Toyota recall: 670,000 Priuses in US are part of global recall

Toyota recall involves some 2.8 million vehicles worldwide, including 2004 to 2009 Priuses sold in the United States. Faulty steering shafts and water pumps prompted the latest Toyota recall.

Toyota/AP/File
The 2004 Toyota Prius is show in this undated publicity photo. Model year 2004 to 2009 Priuses are part of a new worldwide Toyota recall, involving 2.8 million vehicles, for faulty steering parts and water pumps.

In another blow to its prestige, Toyota is recalling 2.8 million vehicles worldwide for steering-shaft and water-pump defects.

In  the United States, the Toyota recall involves some 670,000 Priuses from model years 2004 to 2009.

The main problem is a steering intermediate extension shaft, according to Toyota. If the steering wheel is forcefully turned to full right or full left while driving slowly, it can begin to deform the splines (ridges) of the shaft. If that happens frequently enough, the splines may eventually wear out and cause faulty steering.

A second Toyota recall involves about 350,000 of those same US Priuses, which have faulty water pumps. The pump's electric motor can fail. "In limited instances, the electric power supply circuit fuse may open, causing the hybrid system to stop while the vehicle is being driven," says a Toyota statement.

There have been no reports of crashes or injuries from either defect, Toyota's USA division says.

This is not the first time Priuses have had steering shaft problems. In 2006, Toyota issued a recall for 2004 to early 2006 models to replace the steering intermediate shaft and sliding yoke because they could crack and cause drivers to lose steering control.
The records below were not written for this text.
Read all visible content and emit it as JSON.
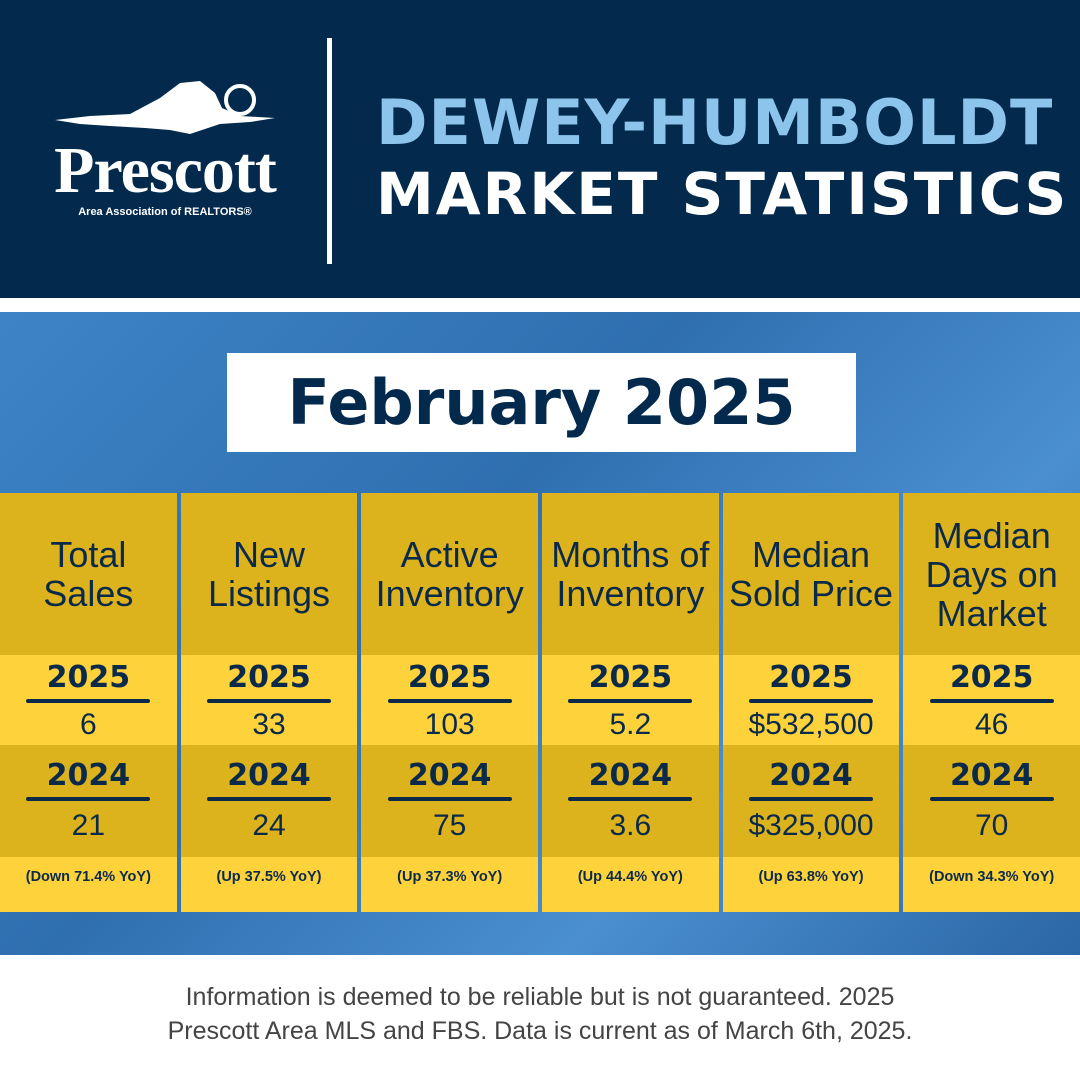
{
  "logo": {
    "name": "Prescott",
    "subtitle": "Area Association of REALTORS®"
  },
  "header": {
    "line1": "DEWEY-HUMBOLDT",
    "line2": "MARKET STATISTICS"
  },
  "month": "February 2025",
  "stats": [
    {
      "label": "Total Sales",
      "year_current": "2025",
      "value_current": "6",
      "year_prior": "2024",
      "value_prior": "21",
      "change": "(Down 71.4% YoY)"
    },
    {
      "label": "New Listings",
      "year_current": "2025",
      "value_current": "33",
      "year_prior": "2024",
      "value_prior": "24",
      "change": "(Up 37.5% YoY)"
    },
    {
      "label": "Active Inventory",
      "year_current": "2025",
      "value_current": "103",
      "year_prior": "2024",
      "value_prior": "75",
      "change": "(Up 37.3% YoY)"
    },
    {
      "label": "Months of Inventory",
      "year_current": "2025",
      "value_current": "5.2",
      "year_prior": "2024",
      "value_prior": "3.6",
      "change": "(Up 44.4% YoY)"
    },
    {
      "label": "Median Sold Price",
      "year_current": "2025",
      "value_current": "$532,500",
      "year_prior": "2024",
      "value_prior": "$325,000",
      "change": "(Up 63.8% YoY)"
    },
    {
      "label": "Median Days on Market",
      "year_current": "2025",
      "value_current": "46",
      "year_prior": "2024",
      "value_prior": "70",
      "change": "(Down 34.3% YoY)"
    }
  ],
  "footer": {
    "line1": "Information is deemed to be reliable but is not guaranteed. 2025",
    "line2": "Prescott Area MLS and FBS. Data is current as of March 6th, 2025."
  },
  "colors": {
    "navy": "#032a4d",
    "light_blue": "#8cc4ec",
    "gold_dark": "#dcb31d",
    "gold_light": "#fdd23b",
    "photo_blue": "#3d84c6"
  }
}
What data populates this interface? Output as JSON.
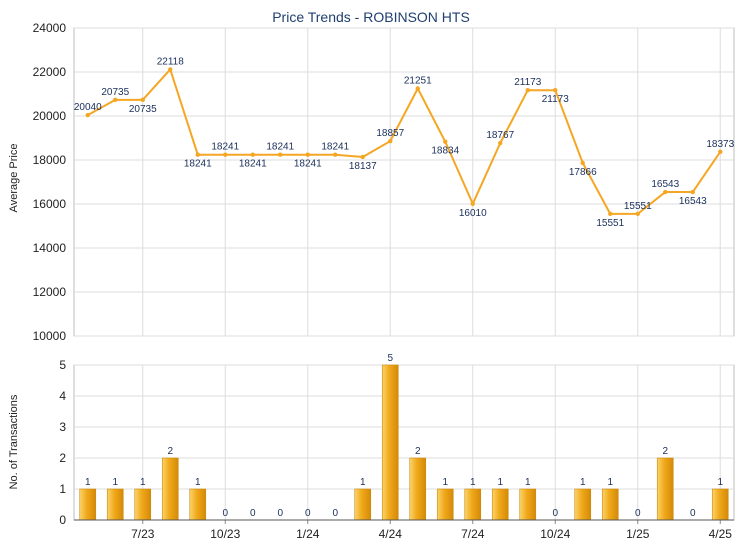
{
  "chart_data": [
    {
      "type": "line",
      "title": "Price Trends - ROBINSON HTS",
      "ylabel": "Average Price",
      "ylim": [
        10000,
        24000
      ],
      "yticks": [
        10000,
        12000,
        14000,
        16000,
        18000,
        20000,
        22000,
        24000
      ],
      "grid": true,
      "line_color": "#f5a623",
      "point_labels": [
        "20040",
        "20735",
        "20735",
        "22118",
        "18241",
        "18241",
        "18241",
        "18241",
        "18241",
        "18241",
        "18137",
        "18857",
        "21251",
        "18834",
        "16010",
        "18767",
        "21173",
        "21173",
        "17866",
        "15551",
        "15551",
        "16543",
        "16543",
        "18373"
      ],
      "values": [
        20040,
        20735,
        20735,
        22118,
        18241,
        18241,
        18241,
        18241,
        18241,
        18241,
        18137,
        18857,
        21251,
        18834,
        16010,
        18767,
        21173,
        21173,
        17866,
        15551,
        15551,
        16543,
        16543,
        18373
      ]
    },
    {
      "type": "bar",
      "ylabel": "No. of Transactions",
      "ylim": [
        0,
        5
      ],
      "yticks": [
        0,
        1,
        2,
        3,
        4,
        5
      ],
      "grid": true,
      "bar_color": "#f0a81a",
      "values": [
        1,
        1,
        1,
        2,
        1,
        0,
        0,
        0,
        0,
        0,
        1,
        5,
        2,
        1,
        1,
        1,
        1,
        0,
        1,
        1,
        0,
        2,
        0,
        1
      ],
      "xtick_labels": [
        {
          "label": "7/23",
          "index": 2
        },
        {
          "label": "10/23",
          "index": 5
        },
        {
          "label": "1/24",
          "index": 8
        },
        {
          "label": "4/24",
          "index": 11
        },
        {
          "label": "7/24",
          "index": 14
        },
        {
          "label": "10/24",
          "index": 17
        },
        {
          "label": "1/25",
          "index": 20
        },
        {
          "label": "4/25",
          "index": 23
        }
      ]
    }
  ]
}
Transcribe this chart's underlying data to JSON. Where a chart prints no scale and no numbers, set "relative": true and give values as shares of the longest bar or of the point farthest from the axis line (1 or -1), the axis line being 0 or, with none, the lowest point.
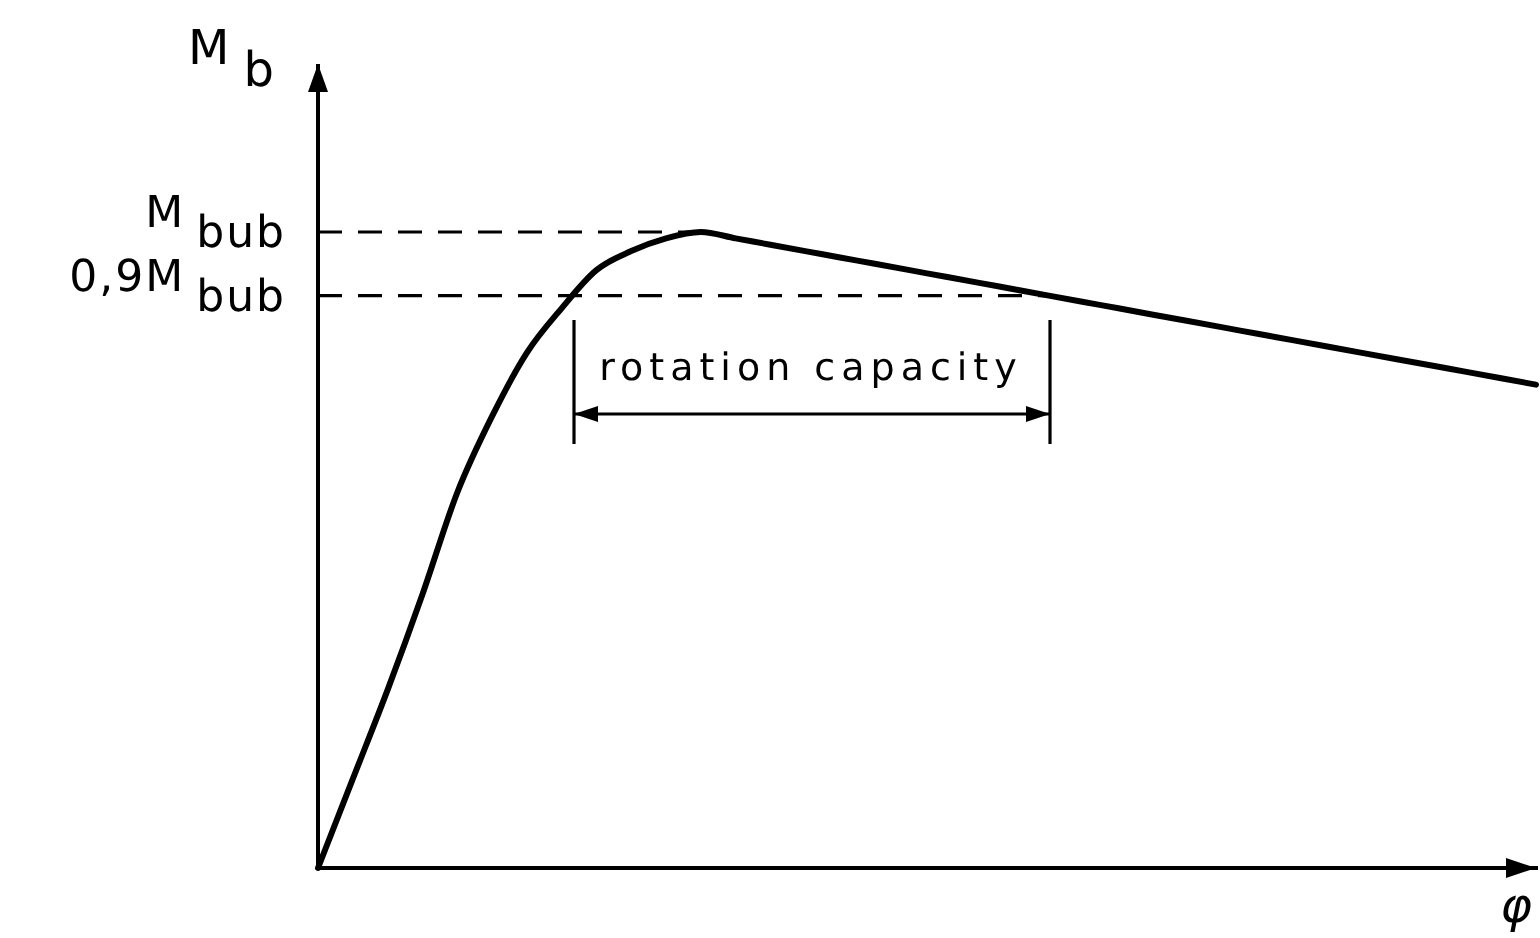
{
  "chart_data": {
    "type": "line",
    "relative": true,
    "xlabel": "φ",
    "ylabel": "M$_{b}$",
    "categories": [
      null,
      null,
      null,
      null,
      null,
      null,
      null,
      null,
      null,
      null,
      null,
      null,
      null,
      null,
      null,
      null,
      null,
      null,
      null,
      null,
      null,
      null,
      null,
      null,
      null,
      null,
      null,
      null,
      null,
      null,
      null,
      null,
      null,
      null,
      null,
      null
    ],
    "values": [
      0,
      0.14,
      0.28,
      0.43,
      0.59,
      0.71,
      0.81,
      0.88,
      0.94,
      0.97,
      0.99,
      1,
      0.99,
      0.98,
      0.97,
      0.96,
      0.95,
      0.94,
      0.93,
      0.92,
      0.91,
      0.9,
      0.89,
      0.88,
      0.87,
      0.86,
      0.85,
      0.84,
      0.83,
      0.82,
      0.81,
      0.8,
      0.79,
      0.78,
      0.77,
      0.76
    ],
    "color": "#000000",
    "ref_lines": [
      {
        "axis": "y",
        "value": 1,
        "label": "M$_{bub}$",
        "line_style": "dashed"
      },
      {
        "axis": "y",
        "value": 0.9,
        "label": "0,9M$_{bub}$",
        "line_style": "dashed"
      }
    ],
    "annotations": [
      "rotation capacity"
    ]
  }
}
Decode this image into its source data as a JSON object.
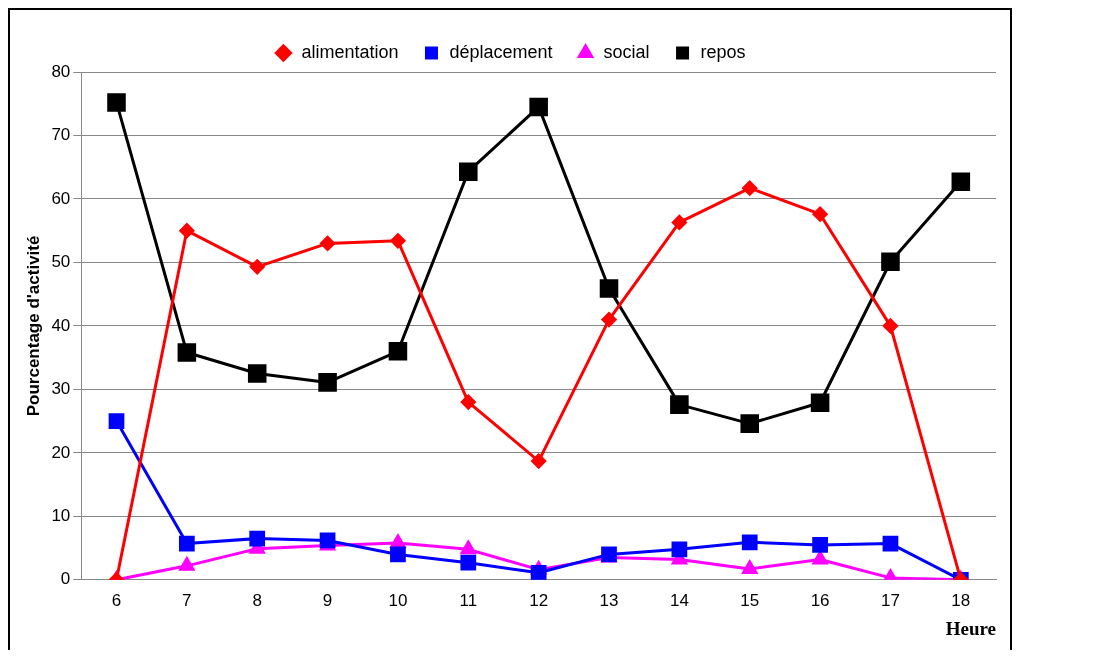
{
  "chart_data": {
    "type": "line",
    "xlabel": "Heure",
    "ylabel": "Pourcentage d'activité",
    "categories": [
      "6",
      "7",
      "8",
      "9",
      "10",
      "11",
      "12",
      "13",
      "14",
      "15",
      "16",
      "17",
      "18"
    ],
    "ylim": [
      0,
      80
    ],
    "yticks": [
      0,
      10,
      20,
      30,
      40,
      50,
      60,
      70,
      80
    ],
    "grid": "y",
    "legend": "top",
    "series": [
      {
        "name": "alimentation",
        "color": "#ff0000",
        "marker": "diamond",
        "values": [
          0,
          55,
          49.3,
          53,
          53.4,
          28,
          18.7,
          41,
          56.3,
          61.7,
          57.6,
          40,
          0
        ]
      },
      {
        "name": "déplacement",
        "color": "#0000ff",
        "marker": "square",
        "values": [
          25,
          5.7,
          6.5,
          6.2,
          4,
          2.7,
          1.1,
          4,
          4.8,
          5.9,
          5.5,
          5.7,
          0
        ]
      },
      {
        "name": "social",
        "color": "#ff00ff",
        "marker": "triangle",
        "values": [
          0,
          2.2,
          4.9,
          5.4,
          5.8,
          4.8,
          1.6,
          3.5,
          3.2,
          1.7,
          3.2,
          0.3,
          0
        ]
      },
      {
        "name": "repos",
        "color": "#000000",
        "marker": "square",
        "values": [
          75.2,
          35.8,
          32.5,
          31.1,
          36,
          64.3,
          74.5,
          45.9,
          27.6,
          24.6,
          27.9,
          50.1,
          62.7
        ]
      }
    ]
  }
}
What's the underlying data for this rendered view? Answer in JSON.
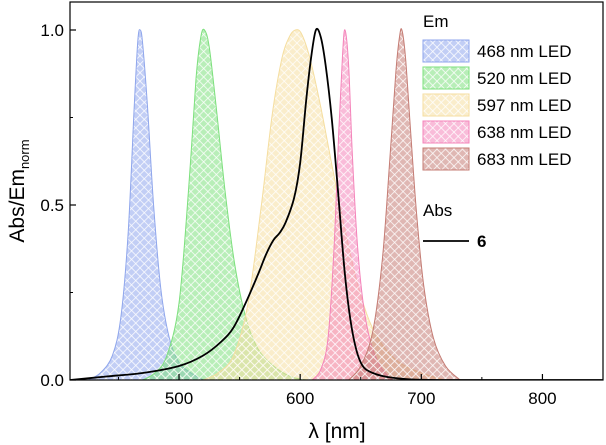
{
  "chart_data": {
    "type": "area",
    "title": "",
    "xlabel": "λ [nm]",
    "ylabel": {
      "main": "Abs/Em",
      "sub": "norm"
    },
    "xlim": [
      410,
      850
    ],
    "ylim": [
      0,
      1.08
    ],
    "xticks": [
      500,
      600,
      700,
      800
    ],
    "xtick_labels": [
      "500",
      "600",
      "700",
      "800"
    ],
    "yticks": [
      0.0,
      0.5,
      1.0
    ],
    "ytick_labels": [
      "0.0",
      "0.5",
      "1.0"
    ],
    "legend": {
      "placement": "top-right",
      "em_title": "Em",
      "abs_title": "Abs",
      "abs_entry": "6"
    },
    "series": [
      {
        "name": "468 nm LED",
        "kind": "emission",
        "color": "#8fa6ec",
        "points": [
          [
            425,
            0.0
          ],
          [
            435,
            0.02
          ],
          [
            445,
            0.07
          ],
          [
            452,
            0.18
          ],
          [
            458,
            0.42
          ],
          [
            463,
            0.78
          ],
          [
            466,
            0.97
          ],
          [
            468,
            1.0
          ],
          [
            470,
            0.96
          ],
          [
            474,
            0.78
          ],
          [
            479,
            0.5
          ],
          [
            485,
            0.26
          ],
          [
            492,
            0.12
          ],
          [
            500,
            0.05
          ],
          [
            510,
            0.02
          ],
          [
            520,
            0.0
          ]
        ]
      },
      {
        "name": "520 nm LED",
        "kind": "emission",
        "color": "#7de07d",
        "points": [
          [
            470,
            0.0
          ],
          [
            480,
            0.02
          ],
          [
            490,
            0.07
          ],
          [
            500,
            0.22
          ],
          [
            508,
            0.55
          ],
          [
            514,
            0.86
          ],
          [
            518,
            0.98
          ],
          [
            521,
            1.0
          ],
          [
            525,
            0.95
          ],
          [
            531,
            0.77
          ],
          [
            538,
            0.54
          ],
          [
            546,
            0.33
          ],
          [
            555,
            0.18
          ],
          [
            565,
            0.09
          ],
          [
            578,
            0.04
          ],
          [
            592,
            0.01
          ],
          [
            605,
            0.0
          ]
        ]
      },
      {
        "name": "597 nm LED",
        "kind": "emission",
        "color": "#f5dea0",
        "points": [
          [
            520,
            0.0
          ],
          [
            532,
            0.02
          ],
          [
            545,
            0.07
          ],
          [
            557,
            0.22
          ],
          [
            568,
            0.5
          ],
          [
            577,
            0.76
          ],
          [
            585,
            0.92
          ],
          [
            591,
            0.98
          ],
          [
            596,
            1.0
          ],
          [
            601,
            0.99
          ],
          [
            608,
            0.92
          ],
          [
            617,
            0.78
          ],
          [
            627,
            0.6
          ],
          [
            637,
            0.43
          ],
          [
            647,
            0.28
          ],
          [
            657,
            0.17
          ],
          [
            668,
            0.1
          ],
          [
            682,
            0.05
          ],
          [
            700,
            0.02
          ],
          [
            720,
            0.0
          ]
        ]
      },
      {
        "name": "638 nm LED",
        "kind": "emission",
        "color": "#f484ba",
        "points": [
          [
            610,
            0.0
          ],
          [
            617,
            0.03
          ],
          [
            623,
            0.12
          ],
          [
            628,
            0.38
          ],
          [
            632,
            0.72
          ],
          [
            635,
            0.93
          ],
          [
            637,
            1.0
          ],
          [
            640,
            0.9
          ],
          [
            643,
            0.65
          ],
          [
            647,
            0.4
          ],
          [
            652,
            0.22
          ],
          [
            658,
            0.11
          ],
          [
            666,
            0.04
          ],
          [
            676,
            0.0
          ]
        ]
      },
      {
        "name": "683 nm LED",
        "kind": "emission",
        "color": "#c47c74",
        "points": [
          [
            640,
            0.0
          ],
          [
            650,
            0.04
          ],
          [
            660,
            0.14
          ],
          [
            668,
            0.35
          ],
          [
            674,
            0.63
          ],
          [
            679,
            0.88
          ],
          [
            682,
            0.98
          ],
          [
            684,
            1.0
          ],
          [
            687,
            0.92
          ],
          [
            691,
            0.72
          ],
          [
            696,
            0.48
          ],
          [
            702,
            0.27
          ],
          [
            710,
            0.12
          ],
          [
            720,
            0.04
          ],
          [
            732,
            0.0
          ]
        ]
      },
      {
        "name": "6",
        "kind": "absorption",
        "color": "#000000",
        "points": [
          [
            410,
            0.0
          ],
          [
            440,
            0.01
          ],
          [
            470,
            0.02
          ],
          [
            500,
            0.04
          ],
          [
            520,
            0.07
          ],
          [
            535,
            0.11
          ],
          [
            545,
            0.15
          ],
          [
            555,
            0.22
          ],
          [
            565,
            0.3
          ],
          [
            572,
            0.36
          ],
          [
            578,
            0.4
          ],
          [
            583,
            0.42
          ],
          [
            588,
            0.45
          ],
          [
            595,
            0.52
          ],
          [
            600,
            0.62
          ],
          [
            605,
            0.8
          ],
          [
            609,
            0.92
          ],
          [
            613,
            1.0
          ],
          [
            617,
            0.98
          ],
          [
            621,
            0.9
          ],
          [
            626,
            0.75
          ],
          [
            631,
            0.55
          ],
          [
            637,
            0.3
          ],
          [
            643,
            0.14
          ],
          [
            650,
            0.05
          ],
          [
            660,
            0.02
          ],
          [
            680,
            0.005
          ],
          [
            720,
            0.0
          ],
          [
            850,
            0.0
          ]
        ]
      }
    ]
  }
}
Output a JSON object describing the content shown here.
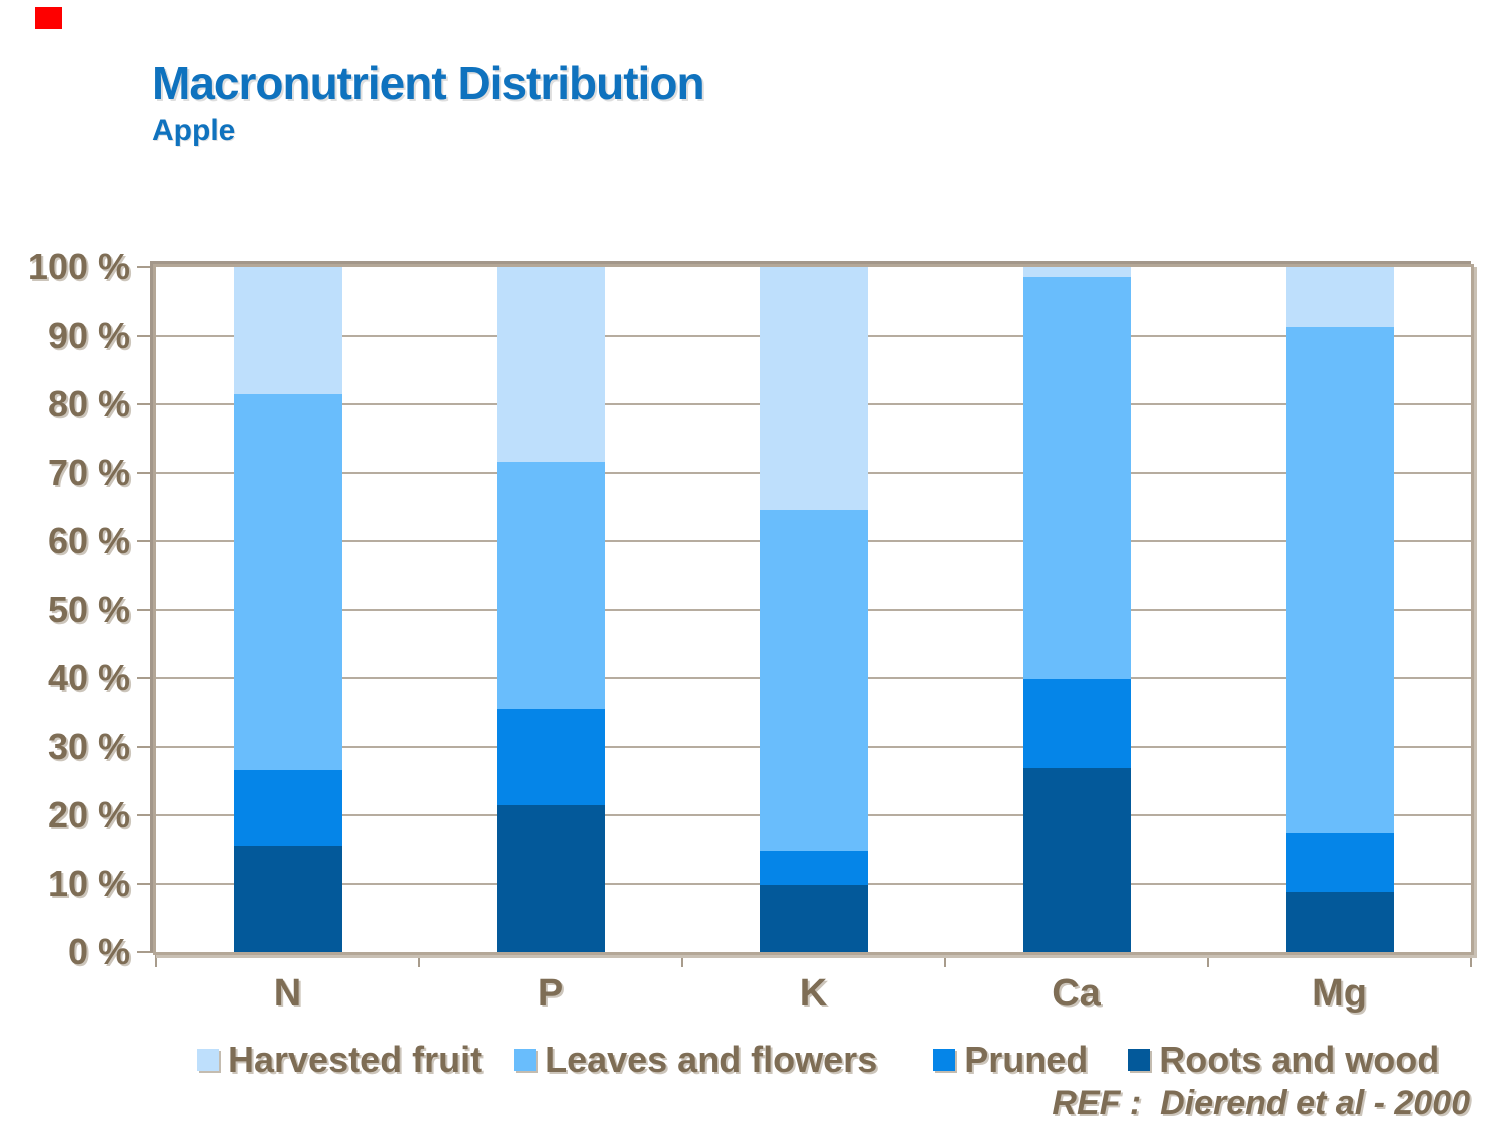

Worldwide, the current Toyota recall involves Corolla, Wish, and other models besides the Prius. Some 1.5 million of the vehicles are in Japan; another 496,000 were sold in Europe. Last month, the Japanese automaker announced a recall of 7.4 million vehicles for a faulty electric power-window switch that, in extreme cases, caught fire.  The company in recent years has had to recall 14 million vehicles due to accelerators that got stuck, according to the Associated Press.

For the current steering and water-pump problems, Toyota is urging owners to let Toyota dealers inspect the extension shaft and, in some cases, replace it. The repair should take about one hour. Dealers are also prepared to replace the electric water pump – a two-hour repair.

Toyota will be sending notification letters in December, telling owners to schedule an appointment with a Toyota dealer. There is no charge for the work.

Owners wanting more information can call Toyota at 800-331-4331.